Baseball tends to be viewed as an outlier in the NIL sphere, separate from football and men's basketball. But it's already a factor in baseball, too.

"There is a reason why certain people show up in certain places, and I don’t think that would happen without money," Corbin told The Athletic in a February survey of coaches on NIL. "Money is the attractor. Teams, yeah, but guys getting into this league from other places, there has to be a reason, a motivating cause. I’d say it’s very much a factor."

In recruiting and with the transfer portal, NIL's impact will only accelerate. And those who have proven willing to spend lavishly on baseball are only going to be asked to keep doing more, with perhaps less available.

Who’s paying for all this?

The list of haves is bound to dwindle in college baseball. There’s no other way.

College sports are undergoing a seismic transition too quickly.

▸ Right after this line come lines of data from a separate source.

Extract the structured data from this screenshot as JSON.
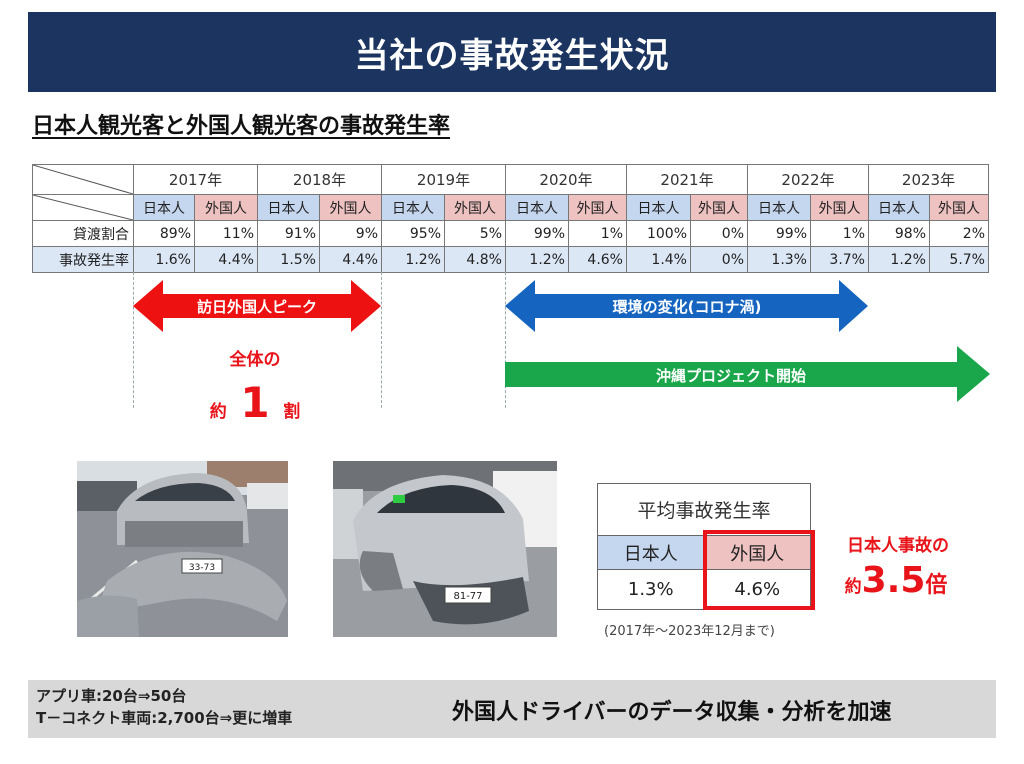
{
  "title": "当社の事故発生状況",
  "subtitle": "日本人観光客と外国人観光客の事故発生率",
  "table": {
    "years": [
      "2017年",
      "2018年",
      "2019年",
      "2020年",
      "2021年",
      "2022年",
      "2023年"
    ],
    "sub_labels": {
      "jp": "日本人",
      "fr": "外国人"
    },
    "rows": [
      {
        "label": "貸渡割合",
        "values": [
          "89%",
          "11%",
          "91%",
          "9%",
          "95%",
          "5%",
          "99%",
          "1%",
          "100%",
          "0%",
          "99%",
          "1%",
          "98%",
          "2%"
        ]
      },
      {
        "label": "事故発生率",
        "values": [
          "1.6%",
          "4.4%",
          "1.5%",
          "4.4%",
          "1.2%",
          "4.8%",
          "1.2%",
          "4.6%",
          "1.4%",
          "0%",
          "1.3%",
          "3.7%",
          "1.2%",
          "5.7%"
        ]
      }
    ]
  },
  "arrows": {
    "peak": "訪日外国人ピーク",
    "covid": "環境の変化(コロナ渦)",
    "project": "沖縄プロジェクト開始"
  },
  "ratio_note": {
    "line1": "全体の",
    "prefix": "約",
    "number": "1",
    "suffix": "割"
  },
  "avg_table": {
    "header": "平均事故発生率",
    "jp_label": "日本人",
    "fr_label": "外国人",
    "jp_value": "1.3%",
    "fr_value": "4.6%",
    "period": "(2017年～2023年12月まで)"
  },
  "multiple_note": {
    "line1": "日本人事故の",
    "prefix": "約",
    "number": "3.5",
    "suffix": "倍"
  },
  "plates": {
    "car1": "33-73",
    "car2": "81-77"
  },
  "bottom": {
    "line1": "アプリ車:20台⇒50台",
    "line2": "T－コネクト車両:2,700台⇒更に増車",
    "message": "外国人ドライバーのデータ収集・分析を加速"
  },
  "colors": {
    "title_bg": "#1b3560",
    "jp_cell": "#c5d6ef",
    "fr_cell": "#efc2c2",
    "red": "#e8141a",
    "blue": "#1565c0",
    "green": "#1aa64a",
    "bottom_bg": "#d8d8d8"
  }
}
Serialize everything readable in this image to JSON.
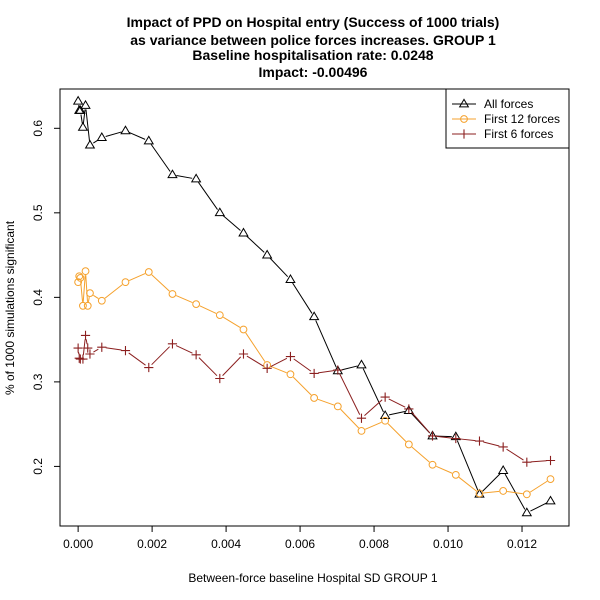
{
  "chart_data": {
    "type": "line",
    "title_lines": [
      "Impact of PPD on Hospital entry (Success of 1000 trials)",
      "as variance between police forces increases. GROUP 1"
    ],
    "baseline_text": "Baseline hospitalisation rate: 0.0248",
    "impact_text": "Impact: -0.00496",
    "xlabel": "Between-force baseline Hospital SD GROUP 1",
    "ylabel": "% of 1000 simulations significant",
    "xlim": [
      -0.00049,
      0.01327
    ],
    "ylim": [
      0.1295,
      0.6465
    ],
    "x_ticks": [
      0.0,
      0.002,
      0.004,
      0.006,
      0.008,
      0.01,
      0.012
    ],
    "x_tick_labels": [
      "0.000",
      "0.002",
      "0.004",
      "0.006",
      "0.008",
      "0.010",
      "0.012"
    ],
    "y_ticks": [
      0.2,
      0.3,
      0.4,
      0.5,
      0.6
    ],
    "y_tick_labels": [
      "0.2",
      "0.3",
      "0.4",
      "0.5",
      "0.6"
    ],
    "grid": false,
    "legend_position": "top-right",
    "series": [
      {
        "name": "All forces",
        "color": "#000000",
        "marker": "triangle",
        "x": [
          0.0,
          3e-05,
          6e-05,
          0.00013,
          0.0002,
          0.00032,
          0.00064,
          0.00128,
          0.00191,
          0.00255,
          0.00319,
          0.00383,
          0.00447,
          0.00511,
          0.00574,
          0.00638,
          0.00702,
          0.00766,
          0.0083,
          0.00894,
          0.00958,
          0.01021,
          0.01085,
          0.01149,
          0.01213,
          0.01277
        ],
        "y": [
          0.632,
          0.621,
          0.621,
          0.601,
          0.627,
          0.58,
          0.589,
          0.597,
          0.585,
          0.545,
          0.54,
          0.5,
          0.476,
          0.45,
          0.421,
          0.377,
          0.313,
          0.32,
          0.26,
          0.266,
          0.236,
          0.235,
          0.167,
          0.195,
          0.145,
          0.159
        ]
      },
      {
        "name": "First 12 forces",
        "color": "#f5a12c",
        "marker": "circle",
        "x": [
          0.0,
          3e-05,
          6e-05,
          0.00013,
          0.0002,
          0.00026,
          0.00032,
          0.00064,
          0.00128,
          0.00191,
          0.00255,
          0.00319,
          0.00383,
          0.00447,
          0.00511,
          0.00574,
          0.00638,
          0.00702,
          0.00766,
          0.0083,
          0.00894,
          0.00958,
          0.01021,
          0.01085,
          0.01149,
          0.01213,
          0.01277
        ],
        "y": [
          0.418,
          0.425,
          0.423,
          0.39,
          0.431,
          0.39,
          0.405,
          0.396,
          0.418,
          0.43,
          0.404,
          0.392,
          0.379,
          0.362,
          0.32,
          0.309,
          0.281,
          0.271,
          0.242,
          0.254,
          0.226,
          0.202,
          0.19,
          0.168,
          0.171,
          0.167,
          0.185
        ]
      },
      {
        "name": "First 6 forces",
        "color": "#8b1f1f",
        "marker": "plus",
        "x": [
          0.0,
          3e-05,
          6e-05,
          0.00013,
          0.0002,
          0.00026,
          0.00032,
          0.00064,
          0.00128,
          0.00191,
          0.00255,
          0.00319,
          0.00383,
          0.00447,
          0.00511,
          0.00574,
          0.00638,
          0.00702,
          0.00766,
          0.0083,
          0.00894,
          0.00958,
          0.01021,
          0.01085,
          0.01149,
          0.01213,
          0.01277
        ],
        "y": [
          0.34,
          0.328,
          0.327,
          0.327,
          0.355,
          0.34,
          0.333,
          0.341,
          0.337,
          0.317,
          0.345,
          0.332,
          0.304,
          0.333,
          0.316,
          0.33,
          0.31,
          0.314,
          0.257,
          0.282,
          0.268,
          0.236,
          0.233,
          0.23,
          0.223,
          0.205,
          0.207
        ]
      }
    ]
  },
  "colors": {
    "baseline_text": "#8b1f1f",
    "impact_text": "#1e6b1e",
    "axis": "#000000"
  }
}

As outside NIL collectives siphon donations that previously would have gone toward facilities and salaries at high-major schools, it’ll steer funds instead into the pockets of athletes and their families. That's not a bad thing. It's just changing the game drastically, and the NCAA isn't close to having a handle on how.

The great facilities race in college athletics, which was to impress recruits anyway, grows outdated quickly when replaced by bidding wars. It's not supposed to work that way, but it does.

For now, NIL presents a world without rules.

And without rules, the biggest and strongest eat first.

Football is going to eat first. It will surely receive the bulk of NIL donations to most collectives, as well as administrative priority in a smaller administrative pool for facilities and salaries. Men’s and women’s basketball will get theirs, too, depending on the school.

Once you get to baseball, what’ll be left to compete for top recruits or transfers?

Some schools will make do and set the pace. Some won't have the means to keep up. And I don't think we know yet which is which in baseball. NIL remains a hushed topic, even if it's legal.

This is a sport, after all, that has long been accustomed to many players having to pay their own way to school.

"We have always been so restricted with money," Louisville's McDonnell told The Athletic in that February survey. "Now that we have this NIL, it’s like one school has 11.7 scholarships, but if another school has a half million or a million in NIL, how is that parity? ... Five years from now, we might (be) going, 'How do you compete with that?'"

And so I go back to McDonnell's words on Saturday. He didn't reference NIL, but "show me you want to win," can mean a lot of things. When a big fish in college baseball – someone who makes seven figures as one of the sport’s highest-paid coaches – voices concern about becoming a minnow because of a lack of financial support, the other sharks would do well to pay attention.

The cost to get to Omaha in June appears to be going up, which seems unnerving when it's unclear who'll step up to pay to get there.